Starship prices

If you want a challengeing trading game, MongTrav is not it. With a good broker you just about cant fail to make big bucks.

But, if the group trades so they can go on adventures, then it is cool, because they are not sweating thsoe big mortgage payments. And you dont have to do spec trade, you can make it hauliong freight.

I would guess that is deliberate, so that you dont have to start a new group because the last one went bankrupt.
 
Hi,

A couple thoughts come to mind when talking about speculative trade. As others have already noted it takes money to make money, and the more you start with typically the better off you will be.

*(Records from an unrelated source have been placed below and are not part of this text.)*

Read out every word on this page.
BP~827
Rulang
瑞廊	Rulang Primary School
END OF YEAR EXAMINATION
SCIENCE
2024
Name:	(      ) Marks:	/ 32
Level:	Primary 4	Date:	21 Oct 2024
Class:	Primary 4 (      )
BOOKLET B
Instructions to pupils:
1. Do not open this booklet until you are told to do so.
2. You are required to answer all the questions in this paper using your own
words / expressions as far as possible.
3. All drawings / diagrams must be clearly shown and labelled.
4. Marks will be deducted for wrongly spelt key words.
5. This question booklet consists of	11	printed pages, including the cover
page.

I remember years ago, messing around with the original Traveller books, trying to do a little solitaire play, just to give me experience with how the rules worked.

My character had a fairly high skill rating in Admin (I think), which gave beneficial roles on the speculative trade tables. Unfortunately, early on once when I rolled up a good roll for something like radioactives or gems (or something like that) it turned out I only had enough money on hand to buy such a small amount that my profit wasn't that great, and I couldn't hold on to the cargo for long to try and make it to a planet where I would get an even better die roll modifier for selling, because I needed cash to make my mortgage payment.

Other times I was able to buy alot of relatively inexpensive stuff with the cash I had, but my cargo hold was so small (I think I was using a Seeker at the time) that I didn't make a lot of profit on those sales either.

Another thing to consider is how you play out the actual buying and selling. Looking at the Mongoose rule book it seems to talk some about the need to "seek out suppliers in the markets and bazaars themselves" on low tech worlds and/or sometimes using carousing or streetwise skills to seek out passengers, etc.

As such, if the players are putting an effort into looking for good deals such as saying that their character is going to this or that bar, or spending a couple hours each day tracking down leads, as a ref I wouldn't hesistate giving them the benefit of any Die Modifiers.

However, they spend most of their time on a planet doing non-trade related stuff and then just show up at a starport and assume that by virtue of one of their characters high skills, good cargos should just fall into their laps, maybe I wouldn't give them the full beneift of any DMs, since they aren't really doing anything to make use of the skills of their characters.

As such, I guess what I'm trying to say is that how you role play the situation should maybe have some impact on how successful the characters should be when buying and selling stuff.

Anyway, just some thoughts.

Regards

PF
 
Having had players under Bk2 and under T20 take a start of KCr200 and bankroll it into early pay-off of the ship, several times, not skipping any rules...

It takes a small amount of luck to make spec grow IF

1) you are not tied to a route
and
2) you have a Trader capable of a week's prediction (in CT, that's level 3... 9 days...)

Even without a prediction, all you have to really do is not loose money until you get that one Lucky roll...

In several CT games, it was finding computers at 50%... and having the cash to exploit it...

Most working ships in my campaigns develop and keep a slush fund of about MCr2... which, BTW, gives pirates a reason to grab a ship OTHER than known cargo... the ship's slush fund is usually about a million AFTER purchase (unless they got really lucky...).
 
zozotroll said:
But, if the group trades so they can go on adventures, then it is cool, because they are not sweating thsoe big mortgage payments.

Yup. Now there's no pressure "must leave now to be able to pay mortage" pressure as well. If need be they can stay longer on planet investigating interesting things and if need be pay next mortage ahead of time. Trade is just something we do quickly. Main interest comes from adventuring :D
 
Is the cost to ship cargo still 1000 Cr per ton?

I did better speculating without the ship. I just bought and sold a few tons of cargo at each stop (or sent the cargo to the next world if the market was bad).

Since the profits are a percentage of the cost of the cargo, small expensive goods earn larger profits - if you have the cash to buy them in the first place. A typical transaction was to buy for 80% of base cost and sell for 120% of base cost - 40% of base cost profit, less expenses.